Figures 3 View FIGURE 3 A–J, 4, Table 3
Diagnosis. Body and eyes pigmented. Rostrum lanceolate, weakly excavated, ventrally deflected distally, with rostral margins thickened and entire to acumen, subparallel, spines or tubercles absent. Median carina not present. Acumen well-defined, with prominent terminal, dorsally deflected, spiniform tubercle. Areola 1.4 to 4.2 (x̄=2.0, n=64) times as long as wide, with 5–7 punctations through the narrowest point. Carapace somewhat compressed dorsoventrally, subovate in cross-section; lateral portion of branchiostegal region heavily punctate; 1–2 welldefined cervical spines. Prominent branchiostegal spines present. Postorbital ridge developed, terminating in spiniform tubercle. Suborbital angle obtuse with well-defined terminal tubercle. Well-developed hepatic spines present in small number (8%) of individuals examined.

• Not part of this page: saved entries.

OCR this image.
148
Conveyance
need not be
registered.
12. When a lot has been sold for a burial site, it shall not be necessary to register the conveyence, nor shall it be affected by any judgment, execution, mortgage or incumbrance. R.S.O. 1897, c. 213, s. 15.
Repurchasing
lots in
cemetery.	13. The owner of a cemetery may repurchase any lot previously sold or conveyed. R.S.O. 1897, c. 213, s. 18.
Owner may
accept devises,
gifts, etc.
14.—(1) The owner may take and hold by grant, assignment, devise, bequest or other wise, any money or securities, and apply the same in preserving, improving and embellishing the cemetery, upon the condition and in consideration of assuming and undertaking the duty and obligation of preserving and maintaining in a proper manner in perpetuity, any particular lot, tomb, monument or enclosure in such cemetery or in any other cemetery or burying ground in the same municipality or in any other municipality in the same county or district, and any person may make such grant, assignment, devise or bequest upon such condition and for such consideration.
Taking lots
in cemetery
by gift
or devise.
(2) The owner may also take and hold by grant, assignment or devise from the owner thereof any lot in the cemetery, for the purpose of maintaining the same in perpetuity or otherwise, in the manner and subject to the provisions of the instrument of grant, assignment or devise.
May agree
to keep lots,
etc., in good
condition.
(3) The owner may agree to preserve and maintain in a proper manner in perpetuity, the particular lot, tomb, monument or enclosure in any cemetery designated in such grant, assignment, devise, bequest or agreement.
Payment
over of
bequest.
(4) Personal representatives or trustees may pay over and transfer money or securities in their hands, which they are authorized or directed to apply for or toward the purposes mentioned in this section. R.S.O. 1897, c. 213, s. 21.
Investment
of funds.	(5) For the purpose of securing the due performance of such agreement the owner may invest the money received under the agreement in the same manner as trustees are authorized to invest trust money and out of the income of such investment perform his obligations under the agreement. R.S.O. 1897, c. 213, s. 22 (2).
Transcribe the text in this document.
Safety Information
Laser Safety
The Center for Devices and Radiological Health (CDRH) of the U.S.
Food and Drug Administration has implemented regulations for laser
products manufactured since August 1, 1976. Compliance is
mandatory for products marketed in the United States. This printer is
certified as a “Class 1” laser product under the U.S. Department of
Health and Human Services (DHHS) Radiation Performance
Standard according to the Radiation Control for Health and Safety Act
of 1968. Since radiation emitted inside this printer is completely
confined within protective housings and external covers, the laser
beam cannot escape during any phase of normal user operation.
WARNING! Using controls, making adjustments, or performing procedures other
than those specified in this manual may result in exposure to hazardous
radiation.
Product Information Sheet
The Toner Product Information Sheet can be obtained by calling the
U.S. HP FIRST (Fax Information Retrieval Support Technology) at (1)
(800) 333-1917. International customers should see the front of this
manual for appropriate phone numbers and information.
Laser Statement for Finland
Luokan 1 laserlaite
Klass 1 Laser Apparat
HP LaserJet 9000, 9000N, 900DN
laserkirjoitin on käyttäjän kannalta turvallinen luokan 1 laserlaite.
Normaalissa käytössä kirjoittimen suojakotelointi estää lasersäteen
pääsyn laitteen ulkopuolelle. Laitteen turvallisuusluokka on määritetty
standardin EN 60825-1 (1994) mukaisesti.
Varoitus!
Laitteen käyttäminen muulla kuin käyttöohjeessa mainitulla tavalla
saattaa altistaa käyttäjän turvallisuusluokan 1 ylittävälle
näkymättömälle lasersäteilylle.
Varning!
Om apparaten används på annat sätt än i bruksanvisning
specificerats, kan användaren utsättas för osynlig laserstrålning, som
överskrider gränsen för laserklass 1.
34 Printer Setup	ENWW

Mesial palm of chelae with one prominent row of tubercles; very weak secondary row present in some individuals, becoming undetectable after preservation (MAP, personal observation). First row with 5–7 welldeveloped cristiform tubercles, second row (if present) with 1–4 weakly-defined tubercles. Inconspicuous tufts of elongate setae at base of opposable propodus in approximately 40% of individuals examined (n=64). Opposable margin of propodus typically with 6–7 tubercles, from base consisting of 1–2 smaller tubercles, an enlarged tubercle, 3–4 smaller tubercles, and a sharply pointed fourth tubercle; denticles extending on average 63.2% of distal length. Opposable margin of dactyl with 6–7 tubercles, from base consisting of 2–3 smaller tubercles, an enlarged tubercle, followed by 3–4 smaller tubercles; denticles extending an average of 54.1% of distal length. Palm length to dactyl length ratio averaging 0.59. Weak dorsomedian longitudinal ridge on propodus, typically with tubercles on dorsal surface of dactyl. Sharp corneous tips present on dactyl and fixed finger of propodus. Carpus with one large spine on mesial margin, slightly ventral of midpoint, with one additional large spine on ventral surface of carpus, anterior of midpoint; one smaller spine towards posterior mesial margin of carpus.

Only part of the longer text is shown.